Saturday, March 2, 2013

List of Comedogenic Ingredients


I've previously written about ingredients that won't clog pores. Within that post, I have placed a link to a very helpful website about the topic. Now, I myself have been studying rigorously about comedogenicity (which is the ability of an ingredient to clog pores, resulting to comedones or acne), because admittedly, I have never fully overcome my acne condition. Some days I get nearly perfect skin, but many times, zits would reappear from one spot to another. It's really frustrating to achieve a flawless skin especially that I have a very oily skin.

After poring my nose over the different resources available online, I came upon a study by James E. Fulton etal., which has probably become the main reference of manufacturing skincare products. This study tested several ingredients commonly found in skincare products on a rabbit's ear to see if they can result to the formation of comedones. This is based on the premise that the presence of a comedogenic ingredient makes a product comedogenic overall. 

For the ingredients that were used in the study, a rating of 0-5 was used to indicate the level of comedogenicity, where 0 means noncomedogenic, and 5 as highly comedogenic. You will also see another scale pointing to level of irritancy of the ingredients, where 0 means non-irritating, and 5 as highly irritating. Note that a rabbit's inner ear is thinner and more sensitive than human skin, thus, some mildly rated ingredients might not be comedogenic to human skin at all.

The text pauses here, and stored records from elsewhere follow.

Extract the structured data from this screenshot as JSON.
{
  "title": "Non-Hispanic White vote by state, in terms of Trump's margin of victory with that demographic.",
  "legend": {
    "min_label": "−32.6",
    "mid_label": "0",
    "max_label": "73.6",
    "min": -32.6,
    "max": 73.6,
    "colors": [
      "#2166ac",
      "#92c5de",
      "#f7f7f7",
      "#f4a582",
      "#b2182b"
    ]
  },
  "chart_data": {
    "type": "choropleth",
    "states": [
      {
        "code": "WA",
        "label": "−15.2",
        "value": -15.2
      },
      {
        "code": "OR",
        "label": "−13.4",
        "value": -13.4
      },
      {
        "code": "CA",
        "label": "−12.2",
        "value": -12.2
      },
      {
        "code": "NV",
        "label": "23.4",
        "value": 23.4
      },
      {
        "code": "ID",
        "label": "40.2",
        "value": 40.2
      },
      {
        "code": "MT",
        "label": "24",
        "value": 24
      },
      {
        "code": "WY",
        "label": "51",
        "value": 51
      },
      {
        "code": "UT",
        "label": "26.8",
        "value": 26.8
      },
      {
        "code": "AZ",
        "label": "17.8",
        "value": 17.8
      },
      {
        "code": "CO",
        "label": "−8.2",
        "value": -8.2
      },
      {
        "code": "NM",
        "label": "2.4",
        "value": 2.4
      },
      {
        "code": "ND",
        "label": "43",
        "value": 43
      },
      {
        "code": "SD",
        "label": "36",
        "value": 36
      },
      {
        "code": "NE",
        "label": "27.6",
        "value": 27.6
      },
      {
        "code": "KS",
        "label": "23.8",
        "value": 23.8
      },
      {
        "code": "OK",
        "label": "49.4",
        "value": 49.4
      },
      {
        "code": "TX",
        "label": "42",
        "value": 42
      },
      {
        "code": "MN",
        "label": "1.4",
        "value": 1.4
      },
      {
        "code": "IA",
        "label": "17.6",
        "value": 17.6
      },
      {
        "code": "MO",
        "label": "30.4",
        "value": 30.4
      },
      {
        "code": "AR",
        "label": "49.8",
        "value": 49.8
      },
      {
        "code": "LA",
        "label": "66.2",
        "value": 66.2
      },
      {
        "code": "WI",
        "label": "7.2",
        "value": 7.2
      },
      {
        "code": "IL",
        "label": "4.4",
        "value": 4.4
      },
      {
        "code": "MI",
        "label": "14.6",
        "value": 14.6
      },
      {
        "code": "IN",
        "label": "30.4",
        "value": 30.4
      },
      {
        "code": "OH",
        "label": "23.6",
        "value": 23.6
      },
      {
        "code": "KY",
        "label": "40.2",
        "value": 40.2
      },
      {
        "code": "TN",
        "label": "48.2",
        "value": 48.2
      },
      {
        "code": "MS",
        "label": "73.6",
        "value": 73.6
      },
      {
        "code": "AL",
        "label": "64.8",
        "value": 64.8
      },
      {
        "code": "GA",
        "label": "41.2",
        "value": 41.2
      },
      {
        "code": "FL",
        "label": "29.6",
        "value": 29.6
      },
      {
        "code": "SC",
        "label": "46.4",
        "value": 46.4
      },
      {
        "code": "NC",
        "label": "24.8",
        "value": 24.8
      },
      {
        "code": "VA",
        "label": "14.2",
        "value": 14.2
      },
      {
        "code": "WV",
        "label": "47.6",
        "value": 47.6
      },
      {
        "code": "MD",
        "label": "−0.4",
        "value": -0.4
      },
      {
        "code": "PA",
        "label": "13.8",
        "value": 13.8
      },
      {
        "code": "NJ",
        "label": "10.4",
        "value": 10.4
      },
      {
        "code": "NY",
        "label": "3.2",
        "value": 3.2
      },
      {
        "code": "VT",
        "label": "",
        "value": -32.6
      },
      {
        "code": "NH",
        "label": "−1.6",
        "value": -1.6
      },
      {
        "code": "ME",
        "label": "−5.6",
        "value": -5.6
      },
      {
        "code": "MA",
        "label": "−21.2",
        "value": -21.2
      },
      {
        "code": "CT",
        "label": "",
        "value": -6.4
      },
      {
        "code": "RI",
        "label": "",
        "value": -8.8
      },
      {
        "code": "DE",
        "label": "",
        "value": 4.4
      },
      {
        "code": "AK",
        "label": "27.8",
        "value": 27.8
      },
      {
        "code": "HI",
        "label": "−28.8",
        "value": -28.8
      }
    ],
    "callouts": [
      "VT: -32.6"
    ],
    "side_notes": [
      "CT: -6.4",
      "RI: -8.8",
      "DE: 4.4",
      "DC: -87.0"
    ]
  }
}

List of highly comedogenic ingredients (4-5/5):
Acetylated Lanolin Alcohol
Cetearyl alcohol + ceteareth 20
Cetyl Acetate
Cocoa butter
Coconut butter
Ethylhexyl pelargonate
Glyceryl-30-diisostearate
Isocetyl Alcohol
Isopropyl isotearate
Isopropyl linolate
Isopropyl myristate
Isopropyl palmitate
Isopropyl isostearate
Laureth-4
Lauric Acid
Myristyl lactate
Myristyl myristate
Oleth-3
Oleyl alcohol
PEG 16 Lanolin (Solusan 16)
Polyglyceryl-3-diisostearate
PPG 5 Ceteth 10 phosphate
Steareth-10
Stearyl heptanoate
Xylene

List of moderately comedogenic ingredients (3/5):
Avocado oil (2)**
Butyl stearate
Corn oil
Cotton seed oil
D&C red #3
D&C red #17
D&C red #30
D&C red #36
Decyl oleate
Dioctyl malate
Dioctyl succinate
Evening primrose oil
Glyceryl stearate SE
Hydrogenated vegetable oil
Isodecyl oleate*
Isotearyl neopentanoate
Laureth-23
Mink oil (2)**
Myristic acid
Oleth-5
PEG 8 stearate
PEG 200 dilaurate
PG monostearate (0-3)
PPG 2 myristyl propionate
PPG 10 cetyl ether
Sesame oil (1)**
Shark liver oil
Sorbitan oleate
Soybean oil
Stearic acid*
Stearic acid: TEA
Sulfated jojoba oil
Tocopherol*
Wheat germ glyceride
Vitamin A palmitate*
Water-soluble sulfur
(Note: * depends on source of raw material; **number in parethesis indicates results for "refined" oil)

List of irritating ingredients (3-5/5):
Caprylic acid
Ceteareth-20
Ethylhexyl pelargonate
Isocetyl alcohol
Isopropyl myristate
Isostearyl neopentanoate
Laureth-4
Myristyl alcohol
PEG 16 lanolin (Solusan 16)
PG  laurate
Steareth-10
Tocopherol*
Tridectyl neopentanoate
Vitamin A palmitate
Xylene
(Note: * depends on source of raw material)

Now after reviewing the list, I've realized I have been using many skincare products containing many highly comedogenic ingredients. I had made sure all my products contain the "noncomedogenic" label, but as I've found out, having such label doesn't mean they are completely free of these ingredients. It is important to note though that it might be premature to conclude that having comedogenic ingredients result to comedogenic products. It is probable that certain combinations of compounds reduce the likelihood of clogging pores. Certain major offenders though, such as isopropyl myristate, acetylated lanolin alcohol, lauric acid derivatives such as laureth-4, should be used with caution. The researchers did not believe that using a lower concentration of the aforementioned offenders would make the overall product less likely to clog pores. For the overall comedogenicity of skincare products, it was suggested by the researchers that more tests should be done in the future.

Perhaps companies have already been conducting their own tests, only that they don't publish the results for the public eye. Watching out for each and every ingredient is indeed a tedious task. So I've decided, as long as the product didn't break me out, I would continue to use it, despite the inclusion of comedogenic ingredients. On the other hand, if you do know other publications regarding comedogenicity, feel free to share it here.